If there were so many complications, it's evident that there was a medical error. Nevertheless, it happens that a mitral repair fails and the valve needs to be replaced. I believe the surgeon did the right thing to go back and replace the valve once he recognized his second repair was not optimal. The free floating chords in the ventricle should not have cause any issue, unless the pledgets were not removed and embolized. The long bypass and crossclamp times are typical of complex cases especially when the mitral valve needs to be re-repaired or replaced. As far as there is good myocardial protection, the heart should resume its normal function at the end. But apparently the surgeon had issues with drainage since the very beginning, and that lead to poor myocardial protection, reason why the heart function was not normal at the end. Not appropriate de-airing at the end of the case might have caused air embolism, especially upon transportation (air can move and be trapped in the right coronary artery and cause an arrest). The air in the ventricle should have been recognized by the echocardiographer.
Do you believe there might have been causation (i.e. the medical error resulted in an injury)?
several issues since the beginning of the case caused a cascade of events that lead to poor outcome. There were: poor drainage failed repair of the mitral valve inappropriate de-airing
What makes you a good expert for this case?
I perfom open heart cases on a daily basis in a busy NY Institution
How often do you encounter cases similar to this one in your practice?
Cases with so many issues are infrequent to encounter. But it happens,
Do you believe there might have been medical error?
Mitral valve repair is a very complex procedure requiring high expertise and years of experience. Anatomic and echocardiographic assessment performed perioperatively are paramount. Type of repair has to conform with the present valve pathology. Decision for valve replacement has to be taken timely in order to minimize cardiopulmonary bypass and cross clamp timing. Lastly, decision for mechanical support following surgery has to be made timely in order to decrease the risk of severe postoperative complications.
Do you believe there might have been causation (i.e. the medical error resulted in an injury)?

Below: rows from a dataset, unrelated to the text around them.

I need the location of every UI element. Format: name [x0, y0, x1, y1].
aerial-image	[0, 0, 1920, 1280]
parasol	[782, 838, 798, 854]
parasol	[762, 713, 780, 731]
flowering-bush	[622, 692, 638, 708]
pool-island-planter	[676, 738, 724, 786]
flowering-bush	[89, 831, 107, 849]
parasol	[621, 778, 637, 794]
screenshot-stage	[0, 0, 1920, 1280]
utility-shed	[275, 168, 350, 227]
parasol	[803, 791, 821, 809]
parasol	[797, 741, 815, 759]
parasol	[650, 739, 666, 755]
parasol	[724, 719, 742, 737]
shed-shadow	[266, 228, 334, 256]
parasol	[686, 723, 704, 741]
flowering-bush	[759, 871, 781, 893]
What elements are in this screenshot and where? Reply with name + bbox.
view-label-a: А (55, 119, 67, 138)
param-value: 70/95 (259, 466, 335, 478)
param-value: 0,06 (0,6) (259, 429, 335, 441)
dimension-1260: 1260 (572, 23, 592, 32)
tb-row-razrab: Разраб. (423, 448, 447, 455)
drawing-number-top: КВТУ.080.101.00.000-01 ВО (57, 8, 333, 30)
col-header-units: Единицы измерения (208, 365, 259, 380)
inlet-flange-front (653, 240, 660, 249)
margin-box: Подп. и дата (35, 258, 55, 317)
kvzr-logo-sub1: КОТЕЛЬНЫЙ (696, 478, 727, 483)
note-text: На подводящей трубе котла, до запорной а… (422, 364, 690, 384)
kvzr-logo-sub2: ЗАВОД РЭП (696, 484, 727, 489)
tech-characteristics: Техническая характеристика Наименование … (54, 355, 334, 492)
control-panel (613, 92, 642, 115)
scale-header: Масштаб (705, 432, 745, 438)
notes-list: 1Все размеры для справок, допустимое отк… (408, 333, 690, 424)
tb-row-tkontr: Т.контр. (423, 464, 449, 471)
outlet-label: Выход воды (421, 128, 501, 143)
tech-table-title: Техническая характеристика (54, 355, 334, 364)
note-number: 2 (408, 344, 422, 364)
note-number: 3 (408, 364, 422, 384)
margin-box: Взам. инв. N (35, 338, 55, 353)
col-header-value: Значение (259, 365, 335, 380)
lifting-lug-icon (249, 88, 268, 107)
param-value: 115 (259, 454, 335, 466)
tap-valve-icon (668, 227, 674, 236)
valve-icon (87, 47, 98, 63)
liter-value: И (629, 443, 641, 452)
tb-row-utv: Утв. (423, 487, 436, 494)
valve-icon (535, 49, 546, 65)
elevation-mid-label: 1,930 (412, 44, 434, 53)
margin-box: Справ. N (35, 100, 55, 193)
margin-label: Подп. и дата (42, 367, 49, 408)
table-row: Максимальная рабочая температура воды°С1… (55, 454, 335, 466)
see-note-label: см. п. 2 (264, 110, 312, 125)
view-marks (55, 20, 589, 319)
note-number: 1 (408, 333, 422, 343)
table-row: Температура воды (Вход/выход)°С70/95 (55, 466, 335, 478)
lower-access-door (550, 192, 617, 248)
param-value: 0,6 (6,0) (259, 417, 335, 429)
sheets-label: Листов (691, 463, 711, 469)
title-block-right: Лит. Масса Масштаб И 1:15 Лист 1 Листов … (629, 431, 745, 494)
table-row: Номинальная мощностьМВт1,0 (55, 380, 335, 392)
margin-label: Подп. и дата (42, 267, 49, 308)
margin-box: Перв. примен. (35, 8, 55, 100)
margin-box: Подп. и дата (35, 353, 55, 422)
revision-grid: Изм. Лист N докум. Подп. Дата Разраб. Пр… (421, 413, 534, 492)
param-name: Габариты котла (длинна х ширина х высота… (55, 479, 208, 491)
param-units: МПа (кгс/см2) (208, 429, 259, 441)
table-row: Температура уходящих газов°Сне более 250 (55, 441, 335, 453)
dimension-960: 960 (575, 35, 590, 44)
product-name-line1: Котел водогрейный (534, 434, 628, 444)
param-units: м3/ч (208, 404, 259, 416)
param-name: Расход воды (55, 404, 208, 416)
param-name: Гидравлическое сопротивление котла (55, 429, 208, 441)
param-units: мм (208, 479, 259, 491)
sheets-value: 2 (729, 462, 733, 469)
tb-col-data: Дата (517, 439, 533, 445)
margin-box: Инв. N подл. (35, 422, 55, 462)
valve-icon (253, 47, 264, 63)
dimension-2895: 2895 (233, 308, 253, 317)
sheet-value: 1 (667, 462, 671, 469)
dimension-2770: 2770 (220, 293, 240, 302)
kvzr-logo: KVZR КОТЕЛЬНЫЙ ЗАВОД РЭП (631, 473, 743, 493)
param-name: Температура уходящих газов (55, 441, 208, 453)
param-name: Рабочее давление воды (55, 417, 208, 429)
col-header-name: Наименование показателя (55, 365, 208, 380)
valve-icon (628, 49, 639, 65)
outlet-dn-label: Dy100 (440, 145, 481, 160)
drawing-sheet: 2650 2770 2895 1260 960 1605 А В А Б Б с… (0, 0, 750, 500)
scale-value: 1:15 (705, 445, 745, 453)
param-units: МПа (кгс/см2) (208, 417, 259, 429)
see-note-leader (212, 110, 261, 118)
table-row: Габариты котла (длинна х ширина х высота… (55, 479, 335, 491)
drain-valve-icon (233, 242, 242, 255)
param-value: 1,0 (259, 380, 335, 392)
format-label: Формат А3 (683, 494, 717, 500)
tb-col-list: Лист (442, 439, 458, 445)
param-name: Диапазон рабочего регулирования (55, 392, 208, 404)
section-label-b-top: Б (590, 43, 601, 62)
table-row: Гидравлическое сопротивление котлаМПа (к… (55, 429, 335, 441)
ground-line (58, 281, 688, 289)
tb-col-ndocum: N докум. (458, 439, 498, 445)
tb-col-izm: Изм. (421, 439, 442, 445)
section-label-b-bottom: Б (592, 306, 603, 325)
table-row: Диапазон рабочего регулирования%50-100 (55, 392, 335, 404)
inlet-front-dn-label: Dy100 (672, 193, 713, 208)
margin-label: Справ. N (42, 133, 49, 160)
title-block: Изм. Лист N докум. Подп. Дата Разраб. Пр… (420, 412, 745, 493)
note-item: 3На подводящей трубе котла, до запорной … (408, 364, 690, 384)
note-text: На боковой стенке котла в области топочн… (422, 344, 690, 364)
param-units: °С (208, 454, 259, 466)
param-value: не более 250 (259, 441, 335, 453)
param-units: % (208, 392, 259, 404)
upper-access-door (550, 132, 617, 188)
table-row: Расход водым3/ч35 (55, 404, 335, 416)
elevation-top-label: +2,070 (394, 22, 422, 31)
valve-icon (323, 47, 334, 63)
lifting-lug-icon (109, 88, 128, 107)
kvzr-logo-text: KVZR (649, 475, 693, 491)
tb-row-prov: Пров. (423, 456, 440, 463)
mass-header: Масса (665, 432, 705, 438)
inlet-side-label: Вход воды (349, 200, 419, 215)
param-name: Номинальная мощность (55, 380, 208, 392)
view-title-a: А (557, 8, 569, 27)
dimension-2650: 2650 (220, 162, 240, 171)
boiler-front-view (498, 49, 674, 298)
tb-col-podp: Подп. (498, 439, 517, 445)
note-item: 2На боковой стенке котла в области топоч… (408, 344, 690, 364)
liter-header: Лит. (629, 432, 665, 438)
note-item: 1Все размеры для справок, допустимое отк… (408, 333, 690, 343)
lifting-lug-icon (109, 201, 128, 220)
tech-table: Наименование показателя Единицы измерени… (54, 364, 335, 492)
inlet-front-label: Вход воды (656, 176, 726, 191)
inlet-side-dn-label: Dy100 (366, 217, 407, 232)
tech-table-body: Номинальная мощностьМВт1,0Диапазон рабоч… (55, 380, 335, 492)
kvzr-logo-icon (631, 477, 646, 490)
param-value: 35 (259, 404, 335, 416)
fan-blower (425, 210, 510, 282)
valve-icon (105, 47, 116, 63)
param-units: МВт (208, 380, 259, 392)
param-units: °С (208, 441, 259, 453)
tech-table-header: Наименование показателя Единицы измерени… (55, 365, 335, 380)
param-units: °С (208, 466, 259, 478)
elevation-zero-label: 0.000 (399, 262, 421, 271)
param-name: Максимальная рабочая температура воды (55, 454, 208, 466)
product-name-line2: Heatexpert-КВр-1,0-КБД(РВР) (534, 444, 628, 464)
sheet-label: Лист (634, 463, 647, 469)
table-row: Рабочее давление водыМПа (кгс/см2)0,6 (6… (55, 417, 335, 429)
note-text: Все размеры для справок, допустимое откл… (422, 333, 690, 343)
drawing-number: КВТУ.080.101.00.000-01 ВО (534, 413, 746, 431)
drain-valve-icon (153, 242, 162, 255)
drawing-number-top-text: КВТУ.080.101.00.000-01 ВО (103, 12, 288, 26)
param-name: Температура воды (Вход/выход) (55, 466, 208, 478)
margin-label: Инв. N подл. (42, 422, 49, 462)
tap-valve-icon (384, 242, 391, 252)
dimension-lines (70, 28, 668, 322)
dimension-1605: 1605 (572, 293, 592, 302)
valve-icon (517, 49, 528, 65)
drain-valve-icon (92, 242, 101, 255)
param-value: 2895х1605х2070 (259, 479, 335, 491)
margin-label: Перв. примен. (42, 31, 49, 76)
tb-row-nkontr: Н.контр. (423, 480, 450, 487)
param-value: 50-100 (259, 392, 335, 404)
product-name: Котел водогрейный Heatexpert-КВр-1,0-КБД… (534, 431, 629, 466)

Possibly an error in judgement on type of repair performed, as well as perioperative management.
What makes you a good expert for this case?
I have been an expert reviewer for 15 years.
How often do you encounter cases similar to this one in your practice?
Very often. I have reviewed prior cases of mitral valve procedures leading to major morbidity and mortality. Most of them stemmed from suboptimal operative experience or judgement.